His exhibition entitled Dirty Light takes the material nature of light as its starting point. Artificial light, which is an indispensable part of our everyday lives, serves as the basic medium in a number of Halász’s displayed works. The artist makes a reference to Marshall McLuhan’s notion, according to which light generated by an electric current is in itself a medium. This “medium without any content” creates, by its mere presence, space – and environment – from what would otherwise remain in darkness. Artificial light is a basic medium of our built environment. The existence of this medium is, for the most part, linked to the burning of fossil fuels. In the words of the artist: “We weave a cocoon of light around us from coal and crude oil.” Halász’s lightboxes, while utilizing the medium of artificial light, through their theme and central motif, also evoke fossil energy carriers and their possible alternatives.
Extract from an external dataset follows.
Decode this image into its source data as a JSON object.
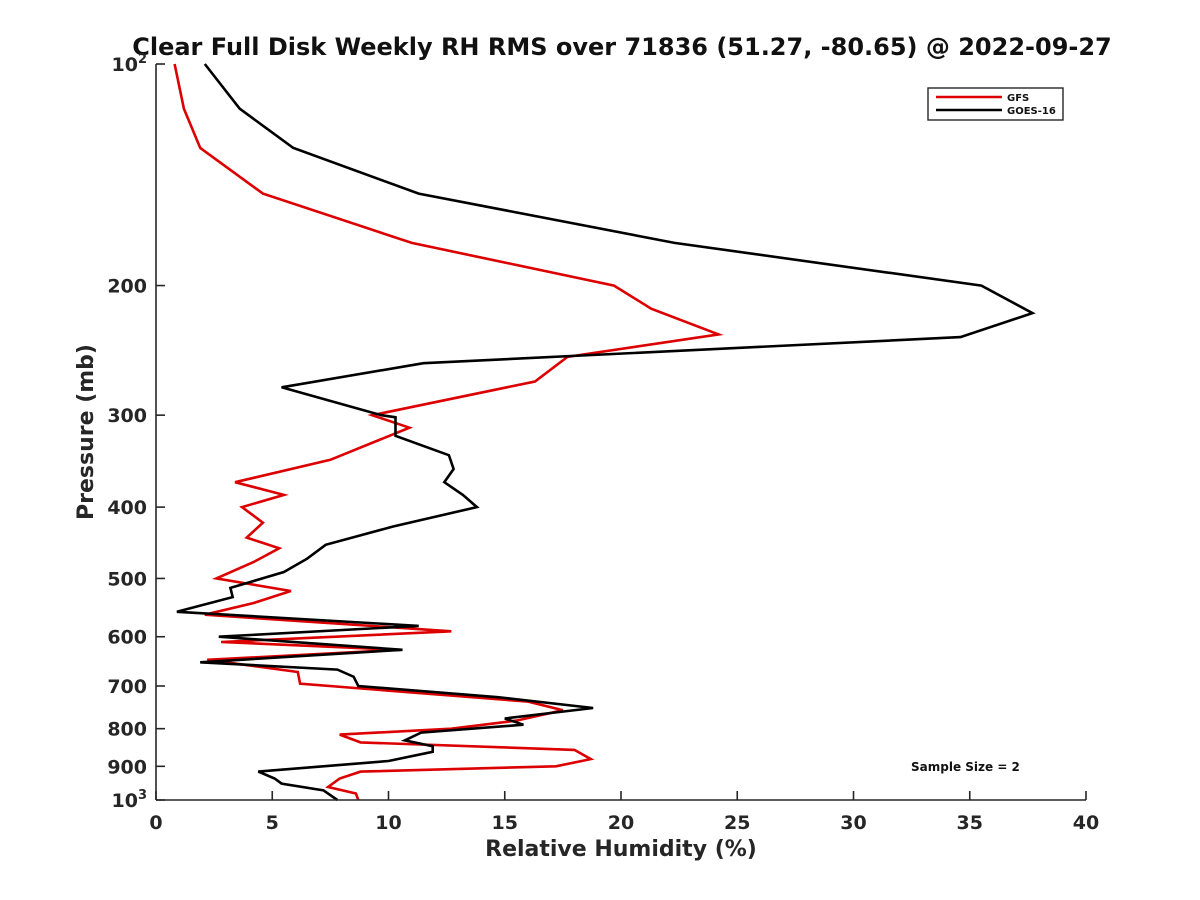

Through the reflective, black glass surfaces of his lightboxes, the artist also intentionally calls to mind the most important interface of our age – the screen. Flat-screen TVs and monitors are present in the most important areas of our lives, emitting their “dirty light,” and functioning as a window to the outside world and the virtual realm. At the exhibition, the screen is present not only in the form of lightboxes but also in the physical sense: Halász raises monuments – carved from blocks of black granite and polished to a shine – to flat-screen TVs and game consoles.

Next to the “dirty light” of electricity-based electronic and communication systems, car driving – a theme that has continually resurfaced in Halász’s oeuvre in the past few years – is also represented as a more modest, albeit spectacularly realized, part of the exhibition. The automobile and its various components, which serve as the primary source of urban air and environmental pollution – and which are burdened with numerous other connotations – have also been featured, as media or formal reference, in many of Halász’s previous works. This time, the artist has constructed a heating unit from the motor block of a car, which is an obvious reference, in addition to the fact that, as per its function, it is also suitable for burning fossil fuels and, thus, further expands the layers of meaning associated with the symbolics of “dirty light.”